Thanks for this, it's real cute and got a lot of novel potential. I have a RPI4+ and dev tools on Mac, Linux and Win ... what would be the best method to get this running as close to being all hardware? I don't have access to a Pico and even at their incredible value, I can't afford one - If I could somehow make this into the OS on the Pi like for the Amiga PiStorm where it runs on metal then that'd be great but I'm not real familiar with doing my own electronics *yet* but every episode of Adrians Digital Basement and Jan Beta teaches me something new! Is there a way to contact you about a very specific idea that this would be an incredible boon for, and potentially something that would add value to the lives of so many people! Don't get me wrong, I won't hog the idea, it needsa must be FOSS because of its scope, but I'd rather just seem ignorant instead of opening my klep and proving it at first 😀 Thanks again, gonna keep a good eye on this!
I'll get right on it! As I always say... sleep and a day job and regular adherence to 24-hour days are for the weak ;) In all seriousness, I will try to push this further as I can, but I encourage others with more time and expertise to perhaps learn from my approach, but then create their own approach in an HDL of choice. Use Tiny Tapeout as a way to get any such designs made if you like, but there's still always the fast prototyping pathway using cheap FPGAs or even C(++) simulation as I've done with Verilator.
Amazing project and report. Could you share with us how you get the SPI in and VGA out of the tiny tapeout? I plan to port your code to an ice-pico board which has a RP2040 and ICE40UP5K.
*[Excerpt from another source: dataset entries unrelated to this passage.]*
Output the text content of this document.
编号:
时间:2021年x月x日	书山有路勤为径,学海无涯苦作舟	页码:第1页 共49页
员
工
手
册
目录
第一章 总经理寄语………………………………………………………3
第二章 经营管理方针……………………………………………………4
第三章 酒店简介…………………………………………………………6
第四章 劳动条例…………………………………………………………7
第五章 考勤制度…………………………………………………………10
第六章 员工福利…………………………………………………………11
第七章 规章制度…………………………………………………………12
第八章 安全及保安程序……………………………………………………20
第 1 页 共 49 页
Sounds great! I'd be happy to consider a pull request also if you get it to work. I'd also suggest you open a GitHub issue on the repo to request more information and I can get back to you with extra detail and Q&A later. For starters, the version featured in this video is tagged "1.0" github.com/algofoogle/raybox-zero/tree/1.0 - the "main" branch is newer and fine to work from too but be aware it has an extra SPI controller for accessing an external texture memory. You don't necessarily need to worry about the Tiny Tapeout interface when porting (though I can give you pointers on that if you'd like, too) -- instead, the "de0nano" subdirectory includes a Verilog file for wrapping the main module ("rbzero") to target an FPGA board (in this case my DE0-Nano) so that's probably a good place to see what the interfaces are. If it helps, SPI is not essential to see the design in action, so you can do that after getting the basic VGA output going. Please keep me posted!
@@fooglestuffI only found out RGB 5:0 . So EGA? S-Video would be funny if we could use a 10 MHz color carrier and use an mixer on the PCB to get to VGA. .
@@ArneChristianRosenfeldt I'd love to try NTSC or PAL output using the analog capabilities of TT06+, but even putting the VGA DAC in the chip would be great... i.e. each of the R, G, and B channels having a single output but at least 4-bit resolution.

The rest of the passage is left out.